Optimal root recovery for uniform attachment trees and $d$-regular growing trees
(2411.18614v1)
Published 27 Nov 2024 in cs.DS, cs.SI, math.PR, math.ST, and stat.TH
Abstract: We consider root-finding algorithms for random rooted trees grown by uniform attachment. Given an unlabeled copy of the tree and a target accuracy $\varepsilon > 0$, such an algorithm outputs a set of nodes that contains the root with probability at least $1 - \varepsilon$. We prove that, for the optimal algorithm, an output set of size $\exp(O(\log{1/2}(1/\varepsilon)))$ suffices; this bound is sharp and answers a question of Bubeck, Devroye and Lugosi (2017). We prove similar bounds for random regular trees that grow by uniform attachment, strengthening a result of Khim and Loh (2017).
Summary
The paper presents optimal algorithms that balance error probability and output set size for accurately finding the root in uniform attachment trees.
It extends these methods to d-regular growing trees, achieving similar tight bounds through advanced probabilistic and combinatorial techniques.
The study advances network archaeology by providing rigorous theoretical insights with practical implications for effective network and phylogenetic analysis.
An Overview of "Optimal Root Recovery for Uniform Attachment Trees and d-Regular Growing Trees"
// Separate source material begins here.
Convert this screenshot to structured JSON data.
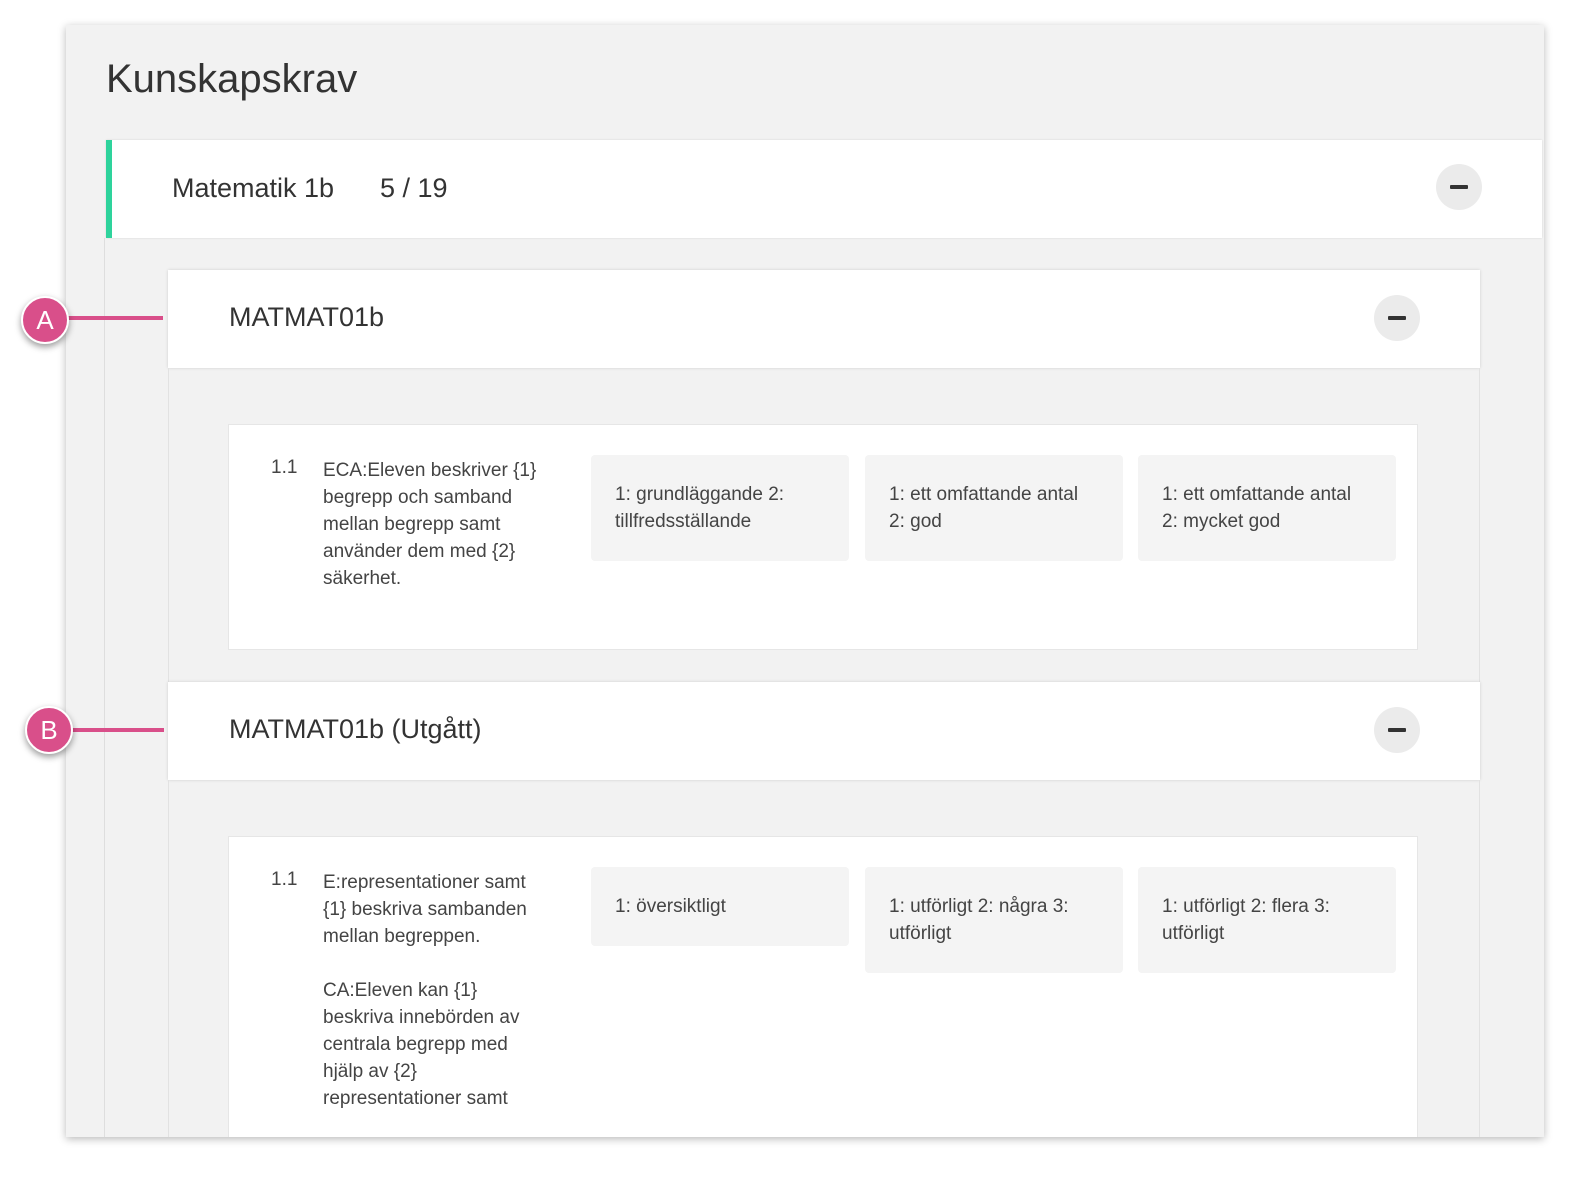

The paper, "Optimal Root Recovery for Uniform Attachment Trees and d-Regular Growing Trees," investigates the problem of root reconstruction in two types of random trees: uniform attachment trees and d-regular trees. This research is positioned within the broader context of network archaeology and rumor centrality, focusing specifically on developing algorithms that can identify the root of a tree with high confidence while minimizing the size of the node set returned by the algorithm. The authors provide both a theoretical underpinning of the problem and concrete algorithmic solutions, drawing connections to probabilistic methods and combinatorial properties of trees.
Main Contributions
The paper's primary contributions revolve around the development of effective root-finding algorithms for these tree models, with the algorithms aiming to balance between the probability of successfully identifying the root and the computational complexity expressed in the size of the output node set. Notably, the paper addresses a question previously posed in the literature regarding the optimal size of such node sets for given error tolerances.
Root-Finding Algorithms: The authors present a root-finding algorithm that improves upon existing methods by providing an optimal balance between the error probability (denoted by ε) and the size of the output node set. Specifically, for uniform attachment trees, the algorithm outputs a set containing the root with probability at least 1−ε. The size of this set is shown to be exp(O(log(1/ε))), which is proven to be the best possible bound up to a constant. This result solves an open problem by showing the optimality of the previously established lower bounds.
Extension to d-Regular Trees: The paper extends these results to d-regular trees, where each non-leaf node has exactly d neighbors. This generalization requires non-trivial modifications to the techniques used for uniform attachment trees. The bounds here are shown to be similar to those for the uniform attachment trees, reinforcing the robustness of the proposed methods across different types of growing tree models.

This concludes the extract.